Tuesday, July 30, 2013

Tuesday Poem: Evensong in a graveyard of villas


The pines on the ridge are about to cede
their colour to the night.  Once more
light’s absence will shroud this place.

Not even car-lights on the highway below
(such is their need for road when it’s dark)
re-mark the trees – their placement

their particular explanation of green.
Soon the evening will lay claim too
to vestiges of villas which once stood

in the bush beneath the pines –
orphaned lawns, homeless paths
rhododendron that flower

among five-finger, tree fern, rata.
These last artefacts mark the bones
of grand abodes. These and a plaque

at the site of each home
listing its name, its history of dwellers
its date of sacrifice to the road.


This poem, which appears in Tongues of Ash, came to me one day as I was staring out of my office, looking for inspiration. My view is over a State Highway onto a hillside, part of a reserve of native bush called Percy's Reserve and I remembered on one of my rambles there seeing the preserved sites of what once were houses.

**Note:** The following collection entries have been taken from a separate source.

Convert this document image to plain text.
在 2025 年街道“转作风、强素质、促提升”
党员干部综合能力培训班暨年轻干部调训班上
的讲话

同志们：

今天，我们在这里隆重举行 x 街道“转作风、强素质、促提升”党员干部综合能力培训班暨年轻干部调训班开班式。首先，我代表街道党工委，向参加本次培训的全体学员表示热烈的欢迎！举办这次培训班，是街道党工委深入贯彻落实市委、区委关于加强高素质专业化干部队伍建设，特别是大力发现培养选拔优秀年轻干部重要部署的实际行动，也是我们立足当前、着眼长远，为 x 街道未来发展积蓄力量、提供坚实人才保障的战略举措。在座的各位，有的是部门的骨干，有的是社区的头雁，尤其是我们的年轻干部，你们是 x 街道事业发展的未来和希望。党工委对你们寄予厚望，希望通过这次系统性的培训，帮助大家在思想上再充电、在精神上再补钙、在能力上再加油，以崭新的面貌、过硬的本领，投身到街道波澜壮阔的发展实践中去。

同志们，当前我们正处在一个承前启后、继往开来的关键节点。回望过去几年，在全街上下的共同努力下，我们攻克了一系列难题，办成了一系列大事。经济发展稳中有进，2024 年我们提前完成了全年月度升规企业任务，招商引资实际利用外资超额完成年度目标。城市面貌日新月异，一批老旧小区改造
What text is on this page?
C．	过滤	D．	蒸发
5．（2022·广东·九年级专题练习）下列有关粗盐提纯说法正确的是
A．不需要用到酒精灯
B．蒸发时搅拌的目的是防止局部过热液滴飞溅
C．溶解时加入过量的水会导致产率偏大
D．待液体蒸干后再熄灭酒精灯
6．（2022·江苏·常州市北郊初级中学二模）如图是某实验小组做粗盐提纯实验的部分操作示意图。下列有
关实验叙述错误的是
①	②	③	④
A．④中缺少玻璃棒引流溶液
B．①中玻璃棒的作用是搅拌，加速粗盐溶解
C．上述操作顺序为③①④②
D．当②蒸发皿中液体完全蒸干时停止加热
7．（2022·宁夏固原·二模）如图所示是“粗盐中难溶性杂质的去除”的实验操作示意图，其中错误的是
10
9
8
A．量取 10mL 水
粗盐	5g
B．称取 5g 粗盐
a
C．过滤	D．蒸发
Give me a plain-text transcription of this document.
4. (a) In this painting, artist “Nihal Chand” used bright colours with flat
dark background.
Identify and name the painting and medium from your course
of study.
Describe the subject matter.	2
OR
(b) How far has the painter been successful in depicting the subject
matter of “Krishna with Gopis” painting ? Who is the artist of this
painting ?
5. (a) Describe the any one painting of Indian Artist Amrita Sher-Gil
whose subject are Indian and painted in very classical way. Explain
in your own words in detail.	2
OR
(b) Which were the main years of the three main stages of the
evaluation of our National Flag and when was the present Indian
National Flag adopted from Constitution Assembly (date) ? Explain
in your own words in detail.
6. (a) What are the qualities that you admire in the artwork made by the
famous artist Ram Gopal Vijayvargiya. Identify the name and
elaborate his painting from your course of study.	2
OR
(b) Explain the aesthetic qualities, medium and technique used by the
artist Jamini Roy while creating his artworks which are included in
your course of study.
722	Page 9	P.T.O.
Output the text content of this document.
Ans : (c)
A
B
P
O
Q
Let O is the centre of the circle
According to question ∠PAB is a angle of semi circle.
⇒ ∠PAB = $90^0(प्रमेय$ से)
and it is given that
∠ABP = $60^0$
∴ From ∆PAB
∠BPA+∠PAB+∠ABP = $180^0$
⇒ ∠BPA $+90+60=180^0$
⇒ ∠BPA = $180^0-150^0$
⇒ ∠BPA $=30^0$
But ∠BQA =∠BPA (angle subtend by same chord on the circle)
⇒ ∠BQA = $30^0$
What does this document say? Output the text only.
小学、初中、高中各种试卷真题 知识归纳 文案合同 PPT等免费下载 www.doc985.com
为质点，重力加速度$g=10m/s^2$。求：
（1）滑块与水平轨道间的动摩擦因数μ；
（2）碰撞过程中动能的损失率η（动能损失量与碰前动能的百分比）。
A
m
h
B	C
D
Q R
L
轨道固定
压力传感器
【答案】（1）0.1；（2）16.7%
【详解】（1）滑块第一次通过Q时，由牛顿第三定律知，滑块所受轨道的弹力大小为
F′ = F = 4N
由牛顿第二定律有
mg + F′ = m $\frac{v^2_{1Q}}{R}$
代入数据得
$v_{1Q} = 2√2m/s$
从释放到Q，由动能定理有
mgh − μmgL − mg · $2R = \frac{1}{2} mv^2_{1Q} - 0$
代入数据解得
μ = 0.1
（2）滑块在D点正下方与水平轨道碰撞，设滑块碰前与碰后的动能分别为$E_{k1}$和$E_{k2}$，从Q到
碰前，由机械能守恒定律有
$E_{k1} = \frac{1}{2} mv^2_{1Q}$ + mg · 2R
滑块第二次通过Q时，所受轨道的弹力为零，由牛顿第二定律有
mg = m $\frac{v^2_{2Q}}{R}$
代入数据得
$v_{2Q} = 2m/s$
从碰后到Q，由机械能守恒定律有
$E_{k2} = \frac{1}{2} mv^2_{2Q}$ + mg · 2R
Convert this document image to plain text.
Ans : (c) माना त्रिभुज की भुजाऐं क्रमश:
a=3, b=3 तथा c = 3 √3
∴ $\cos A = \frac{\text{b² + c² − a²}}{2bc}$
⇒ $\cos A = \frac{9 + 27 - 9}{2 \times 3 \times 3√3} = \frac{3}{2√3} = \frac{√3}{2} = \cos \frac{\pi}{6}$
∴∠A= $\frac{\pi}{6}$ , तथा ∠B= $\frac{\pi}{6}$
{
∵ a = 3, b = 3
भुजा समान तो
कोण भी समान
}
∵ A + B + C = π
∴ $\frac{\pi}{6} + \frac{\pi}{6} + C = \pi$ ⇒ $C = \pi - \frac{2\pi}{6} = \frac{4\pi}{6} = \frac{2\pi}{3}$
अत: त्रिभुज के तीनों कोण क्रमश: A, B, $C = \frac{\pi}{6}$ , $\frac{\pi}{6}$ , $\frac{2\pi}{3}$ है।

The tone of the poem was a far from perfect attempt to capture what Bryan Walpert, one of Tuesday Poem's alumni once spectacularly achieved, in a poem called Aubade, which won the NZPS 2007 poetry competition. Evensong in a graveyard of villas was not based on Gray's Elegy Written in a Country Churchyard, as one reviewer of Tongues of Ash once asserted.

 Visit Tuesday Poem for more poems this week.
 

1 comment:

  1. Nice. I like the idea of "their particular explanation of green" - that's a great image.